Mais de 500 anos após os acontecimentos, é quase impossível determinar se a jovem francesa realmente tinha algum problema mental. A BBC relembra que há registos que mostram que Joana era “forte física e psicologicamente e não parecia estar mal de saúde”.

Por outro lado, esse parecer acaba por não ser relevante, uma vez que, na época, era normal que muitas pessoas dissessem ter visões ou afirmassem receber mensagens de Deus.

“Houve grandes líderes espirituais mulheres, como Santa Teresa de Ávila na Itália, Santa Hildegarda de Bingen e várias mulheres místicas que ouviram vozes que as levaram ao triunfo e a ganhar a admiração do povo”, diz Seidel.

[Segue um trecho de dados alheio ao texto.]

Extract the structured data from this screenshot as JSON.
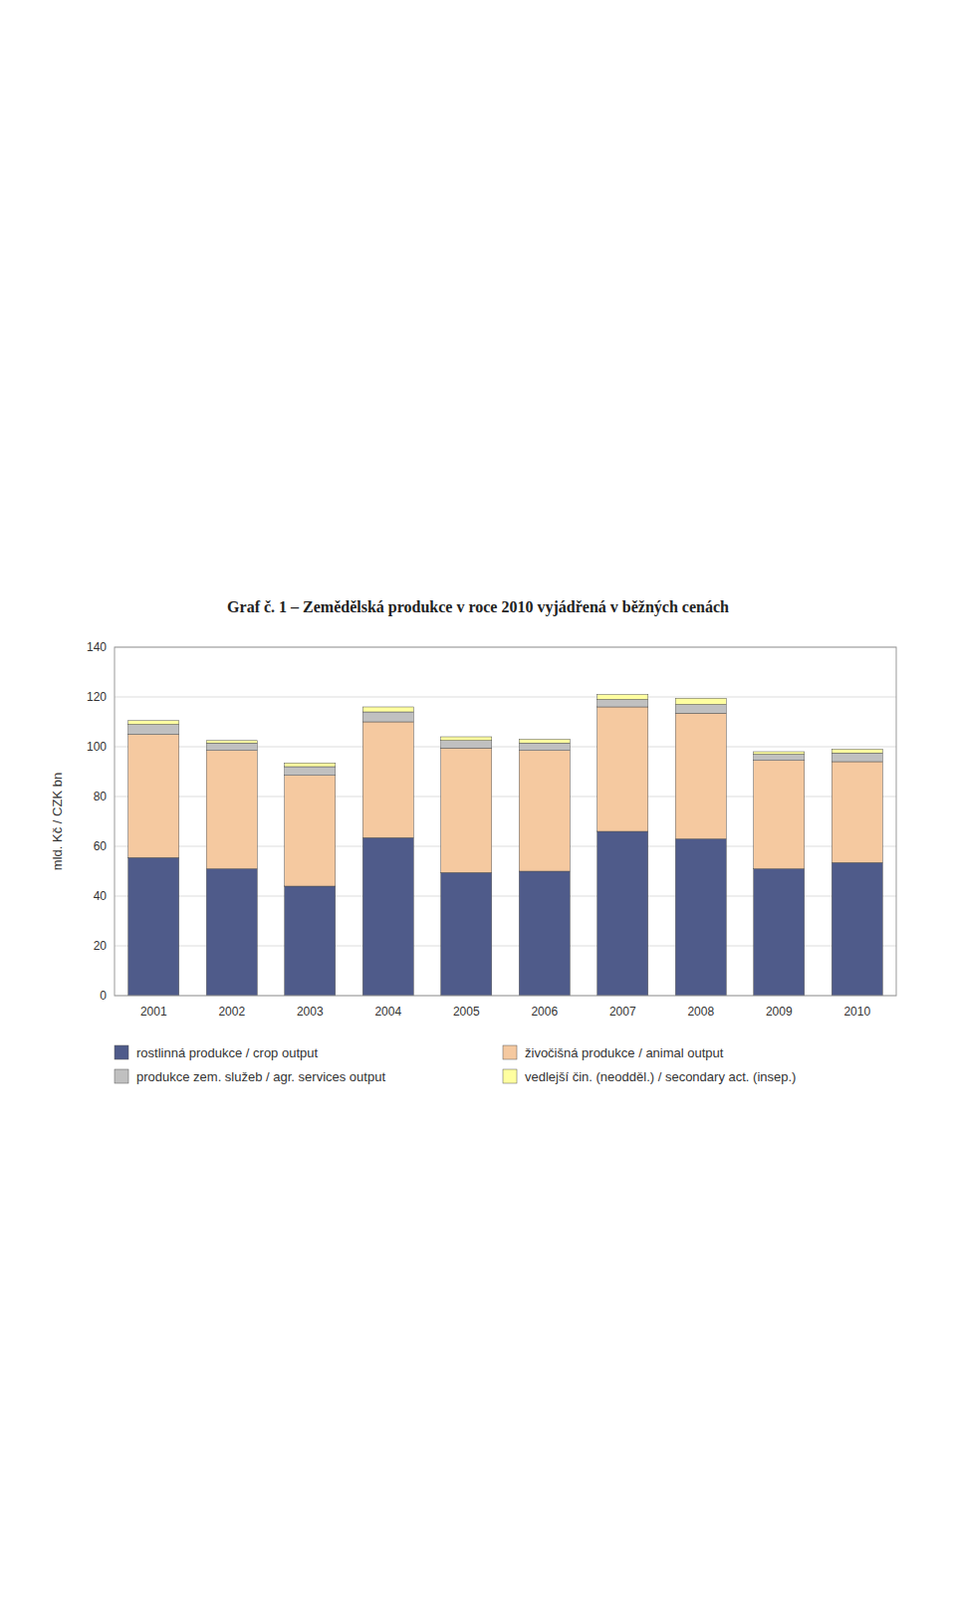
{
  "chart_data": {
    "type": "bar",
    "stacked": true,
    "title": "Graf č. 1 – Zemědělská produkce v roce 2010 vyjádřená v běžných cenách",
    "ylabel": "mld. Kč / CZK bn",
    "categories": [
      "2001",
      "2002",
      "2003",
      "2004",
      "2005",
      "2006",
      "2007",
      "2008",
      "2009",
      "2010"
    ],
    "series": [
      {
        "name": "rostlinná produkce / crop output",
        "color": "#4F5B8A",
        "values": [
          55.5,
          51.0,
          44.0,
          63.5,
          49.5,
          50.0,
          66.0,
          63.0,
          51.0,
          53.5
        ]
      },
      {
        "name": "živočišná produkce / animal output",
        "color": "#F5C9A0",
        "values": [
          49.5,
          47.5,
          44.5,
          46.5,
          50.0,
          48.5,
          50.0,
          50.5,
          43.5,
          40.5
        ]
      },
      {
        "name": "produkce zem. služeb / agr. services output",
        "color": "#C0C0C0",
        "values": [
          4.0,
          3.0,
          3.5,
          4.0,
          3.0,
          3.0,
          3.0,
          3.5,
          2.5,
          3.5
        ]
      },
      {
        "name": "vedlejší čin. (neodděl.) / secondary act. (insep.)",
        "color": "#FFFFA0",
        "values": [
          1.5,
          1.0,
          1.5,
          2.0,
          1.5,
          1.5,
          2.0,
          2.5,
          1.0,
          1.5
        ]
      }
    ],
    "ylim": [
      0,
      140
    ],
    "yticks": [
      0,
      20,
      40,
      60,
      80,
      100,
      120,
      140
    ],
    "grid": true,
    "legend": "bottom"
  }
}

Seidel realça que o mais interessante é que um dos santos que inspira Joana é Miguel, “um santo militar, que lidera o exército à vitória no fim dos tempos”.

Quando Joana foi levada a julgamento pela Igreja, o processo concentrou-se na origem das suas visões. Segundo os historiadores, não se tratava de entender se Joana tinha ouvido vozes ou não, mas sim de elucidar a sua procedência.

Queimada na fogueira
Apesar de ser respeitada e seguida pelo rei e pelos discípulos, Joana viu a sua sorte mudar drasticamente. Em maio de 1430 foi raptada por soldados franceses aliados de Inglaterra, vendida aos ingleses e condenada, sendo depois queimada na fogueira. “Todo o seu corpo se transformou em cinzas, não sobrou nada”, explica Seidel.

A execução de Joana d’Arc
A especialista frisa que “os ingleses não queriam que restasse nenhum sinal dela, nenhuma relíquia que pudesse ser recuperada e que pudesse inspirar um movimento religioso em seu nome”. Na altura, o Rei Carlos VII não conseguiu interceder de modo a proteger Joana. “O silêncio foi sua resposta”.

O rei limitou-se a escrever uma carta a comunicar que Joana tinha-se tornado muito arrogante, orgulhosa e havia deixado de ouvir o rei, por isso acabou por ser raptada e não contava mais com o apoio de Deus.

Depois da sua morte, demorou quase um quarto de século para que a atenção se centrasse novamente na sua história. Após vários anos, o julgamento foi revisto e anulado, e a heroína foi declarada inocente da acusação de heresia.

Vinte e cinco anos após a sua morte, França havia saído vitoriosa, o reino estava reunificado sob o comando de Carlos VII, as cortes floresciam e a arte e a poesia tinham recuperado os seus sinais vitais.